La Morada, on Willis Ave in Mott Haven, is a neighborhood treasure. The food is incredible and is reason enough to visit. (Be prepared for it to become part of your weekly routine.) But more importantly, the family that owns and runs La Morada have established it as a warm and welcoming space for the surrounding community. From a shelf full of books to peruse, borrow or add to, local artwork covering the walls and postings firmly denouncing deportation and displacement, this is a space that encourages conversation, engagement and connection. You feel welcomed and at home when you’re at La Morada. In a time when we need safe places to think, question and challenge the ways of our world, La Morada offers this. And, again, the food is AMAZING.
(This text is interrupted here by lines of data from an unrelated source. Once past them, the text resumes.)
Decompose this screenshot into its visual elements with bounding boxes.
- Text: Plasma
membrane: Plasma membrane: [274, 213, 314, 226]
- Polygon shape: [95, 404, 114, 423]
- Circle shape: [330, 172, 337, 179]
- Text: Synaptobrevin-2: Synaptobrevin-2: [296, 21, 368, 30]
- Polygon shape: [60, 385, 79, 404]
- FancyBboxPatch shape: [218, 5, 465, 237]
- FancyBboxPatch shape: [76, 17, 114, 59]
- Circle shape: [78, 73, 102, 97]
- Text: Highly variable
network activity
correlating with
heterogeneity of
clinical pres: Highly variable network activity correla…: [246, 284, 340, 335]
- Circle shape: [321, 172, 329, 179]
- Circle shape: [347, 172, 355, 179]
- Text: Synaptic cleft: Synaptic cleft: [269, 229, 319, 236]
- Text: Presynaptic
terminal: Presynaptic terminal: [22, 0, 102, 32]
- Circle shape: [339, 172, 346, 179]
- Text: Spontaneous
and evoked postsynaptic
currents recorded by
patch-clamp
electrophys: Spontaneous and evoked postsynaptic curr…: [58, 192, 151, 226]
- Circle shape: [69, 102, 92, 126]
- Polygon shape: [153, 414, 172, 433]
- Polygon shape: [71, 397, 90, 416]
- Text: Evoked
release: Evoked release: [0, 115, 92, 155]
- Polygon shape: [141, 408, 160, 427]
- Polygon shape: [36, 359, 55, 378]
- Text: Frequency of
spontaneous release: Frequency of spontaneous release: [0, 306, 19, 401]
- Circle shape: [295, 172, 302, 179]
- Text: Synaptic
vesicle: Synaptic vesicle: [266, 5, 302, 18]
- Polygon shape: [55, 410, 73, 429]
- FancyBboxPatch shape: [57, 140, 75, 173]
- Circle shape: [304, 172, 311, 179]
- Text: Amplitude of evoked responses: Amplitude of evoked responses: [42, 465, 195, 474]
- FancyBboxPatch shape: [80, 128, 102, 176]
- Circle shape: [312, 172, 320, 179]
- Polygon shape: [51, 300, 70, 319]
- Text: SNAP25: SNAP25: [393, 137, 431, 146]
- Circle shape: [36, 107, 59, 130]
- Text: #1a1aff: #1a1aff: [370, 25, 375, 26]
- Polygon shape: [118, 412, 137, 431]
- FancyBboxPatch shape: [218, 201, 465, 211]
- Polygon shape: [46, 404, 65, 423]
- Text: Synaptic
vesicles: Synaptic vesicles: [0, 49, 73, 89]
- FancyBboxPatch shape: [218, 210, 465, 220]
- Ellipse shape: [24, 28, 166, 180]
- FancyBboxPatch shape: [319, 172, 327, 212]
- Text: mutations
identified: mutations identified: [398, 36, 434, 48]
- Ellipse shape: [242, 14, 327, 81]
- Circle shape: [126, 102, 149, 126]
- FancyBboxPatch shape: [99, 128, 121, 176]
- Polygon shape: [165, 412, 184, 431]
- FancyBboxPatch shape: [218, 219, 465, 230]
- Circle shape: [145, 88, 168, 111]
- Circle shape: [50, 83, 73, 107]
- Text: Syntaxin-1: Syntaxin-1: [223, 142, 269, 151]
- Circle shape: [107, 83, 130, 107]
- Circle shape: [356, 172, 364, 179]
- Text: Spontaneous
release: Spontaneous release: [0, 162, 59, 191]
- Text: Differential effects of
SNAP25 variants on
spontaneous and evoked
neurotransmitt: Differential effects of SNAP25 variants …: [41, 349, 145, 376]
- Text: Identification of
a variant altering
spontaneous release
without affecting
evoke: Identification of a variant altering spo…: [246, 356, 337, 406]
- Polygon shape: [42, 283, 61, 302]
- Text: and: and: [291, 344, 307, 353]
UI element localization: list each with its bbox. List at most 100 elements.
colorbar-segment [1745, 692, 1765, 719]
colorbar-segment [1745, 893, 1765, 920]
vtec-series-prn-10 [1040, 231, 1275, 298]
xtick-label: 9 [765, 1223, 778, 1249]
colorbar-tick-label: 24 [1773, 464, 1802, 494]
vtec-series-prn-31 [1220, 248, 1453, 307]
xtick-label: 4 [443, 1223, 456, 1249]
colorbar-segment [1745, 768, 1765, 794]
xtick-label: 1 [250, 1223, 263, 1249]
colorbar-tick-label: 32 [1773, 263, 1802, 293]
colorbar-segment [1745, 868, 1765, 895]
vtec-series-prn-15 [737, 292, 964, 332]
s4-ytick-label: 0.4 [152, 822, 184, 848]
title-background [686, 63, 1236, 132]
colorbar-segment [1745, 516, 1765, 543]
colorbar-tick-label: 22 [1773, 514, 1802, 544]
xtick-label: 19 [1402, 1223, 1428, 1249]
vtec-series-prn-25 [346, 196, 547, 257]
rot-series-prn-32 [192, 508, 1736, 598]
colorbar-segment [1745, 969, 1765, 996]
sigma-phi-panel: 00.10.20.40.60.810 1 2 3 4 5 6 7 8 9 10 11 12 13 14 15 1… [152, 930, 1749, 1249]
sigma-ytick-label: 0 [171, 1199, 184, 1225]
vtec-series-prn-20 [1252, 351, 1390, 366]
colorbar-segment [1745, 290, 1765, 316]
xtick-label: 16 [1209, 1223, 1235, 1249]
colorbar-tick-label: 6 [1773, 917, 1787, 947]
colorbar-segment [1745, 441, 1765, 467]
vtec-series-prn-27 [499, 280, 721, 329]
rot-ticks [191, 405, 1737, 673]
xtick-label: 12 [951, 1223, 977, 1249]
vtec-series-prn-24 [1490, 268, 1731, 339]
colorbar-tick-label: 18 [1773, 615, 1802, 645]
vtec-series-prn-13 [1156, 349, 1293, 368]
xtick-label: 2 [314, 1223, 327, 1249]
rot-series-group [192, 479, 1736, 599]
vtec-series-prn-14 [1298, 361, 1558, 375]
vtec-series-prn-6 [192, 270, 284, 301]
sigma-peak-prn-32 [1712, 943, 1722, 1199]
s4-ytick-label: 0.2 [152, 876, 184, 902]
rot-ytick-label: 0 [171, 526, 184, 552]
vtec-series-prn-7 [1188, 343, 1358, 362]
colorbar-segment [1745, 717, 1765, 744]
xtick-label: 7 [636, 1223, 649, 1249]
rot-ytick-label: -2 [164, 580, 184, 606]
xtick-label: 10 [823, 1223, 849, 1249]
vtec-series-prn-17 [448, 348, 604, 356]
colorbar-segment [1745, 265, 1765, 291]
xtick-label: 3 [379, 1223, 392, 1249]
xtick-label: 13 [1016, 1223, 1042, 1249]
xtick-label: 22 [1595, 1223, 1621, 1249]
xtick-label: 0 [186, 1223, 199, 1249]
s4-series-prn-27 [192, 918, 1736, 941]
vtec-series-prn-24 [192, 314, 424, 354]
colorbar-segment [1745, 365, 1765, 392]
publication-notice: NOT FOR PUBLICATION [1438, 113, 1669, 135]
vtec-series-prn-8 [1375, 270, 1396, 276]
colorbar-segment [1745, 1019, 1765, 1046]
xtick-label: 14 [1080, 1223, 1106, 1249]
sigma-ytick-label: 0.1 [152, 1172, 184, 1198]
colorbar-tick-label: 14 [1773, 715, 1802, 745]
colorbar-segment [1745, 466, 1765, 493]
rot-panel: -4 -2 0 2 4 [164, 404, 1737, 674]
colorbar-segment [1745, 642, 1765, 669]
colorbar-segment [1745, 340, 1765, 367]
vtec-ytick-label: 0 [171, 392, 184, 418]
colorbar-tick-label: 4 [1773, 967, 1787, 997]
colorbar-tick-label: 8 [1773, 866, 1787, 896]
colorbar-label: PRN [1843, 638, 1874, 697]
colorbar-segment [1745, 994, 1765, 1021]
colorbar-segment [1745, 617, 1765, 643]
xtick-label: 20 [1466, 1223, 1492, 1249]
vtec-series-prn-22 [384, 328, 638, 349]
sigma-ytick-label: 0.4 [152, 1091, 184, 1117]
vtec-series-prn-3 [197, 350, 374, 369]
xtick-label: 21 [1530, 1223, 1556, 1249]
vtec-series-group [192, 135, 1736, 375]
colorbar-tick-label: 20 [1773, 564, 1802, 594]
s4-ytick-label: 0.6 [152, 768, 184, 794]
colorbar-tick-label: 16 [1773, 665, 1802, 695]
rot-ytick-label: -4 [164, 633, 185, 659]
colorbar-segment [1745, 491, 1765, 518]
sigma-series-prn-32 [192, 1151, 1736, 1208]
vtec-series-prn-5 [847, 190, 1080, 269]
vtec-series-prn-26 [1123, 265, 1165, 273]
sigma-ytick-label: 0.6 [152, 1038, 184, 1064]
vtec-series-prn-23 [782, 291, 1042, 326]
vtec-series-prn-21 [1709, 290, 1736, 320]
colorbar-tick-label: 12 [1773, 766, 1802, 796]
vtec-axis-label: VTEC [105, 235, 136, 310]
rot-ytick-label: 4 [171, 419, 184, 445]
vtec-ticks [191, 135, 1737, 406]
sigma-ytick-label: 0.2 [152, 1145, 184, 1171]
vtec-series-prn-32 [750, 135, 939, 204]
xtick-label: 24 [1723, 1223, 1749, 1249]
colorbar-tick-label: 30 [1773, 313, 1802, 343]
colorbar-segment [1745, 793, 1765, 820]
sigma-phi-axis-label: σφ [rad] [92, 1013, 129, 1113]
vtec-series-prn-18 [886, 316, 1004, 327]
Speaking of which, La Morada serves authentic, fresh Oaxacan dishes. One thing I love about La Morada is that they have both small and individually-priced items on their menu as well as full-blown feast-level meals. I almost always end up getting a tamale de pollo and a sope de chorizo. This is partly because I am a creature of habit and partly because I never remember to save my appetite. I also hate choosing between things I love, so…I don’t! But I’ve had the chance to taste their moles, which are delicious and pretty much legendary–in fact, check out this NYT article and you’ll see what I mean: “Opening Oaxaca to the World.”
Their guacamole is also wonderful–so creamy and flavorful. And guacamole is a really fun thing to introduce kids to. From your table at La Morada, you can see the avocados tumbling out of an array of molcajetes, waiting to be transformed into guac at any moment. It would make for a cool opportunity to help your child understand what guacamole is made from and how.
Some great books to bring along and read with your child on a visit to La Morada would be…
“Just a Minute,” in which a clever Mexican grandmother staves off death (Señor Calavera) by asking for just a few more minutes while she prepares a feast for her birthday party, (or stay at home and make this recipe, inspired by the book!),
“Too Many Tamales,” in which a precious ring gets lost somewhere inside one of many many tamales at a family Christmas gathering,
“Gracias Thanks,” in which a little boy considers all that he is thankful for in his life,
And “Chato’s Kitchen,” in which a sly cat prepares to have a mouse family over for dinner (literally), only to be thwarted in the end.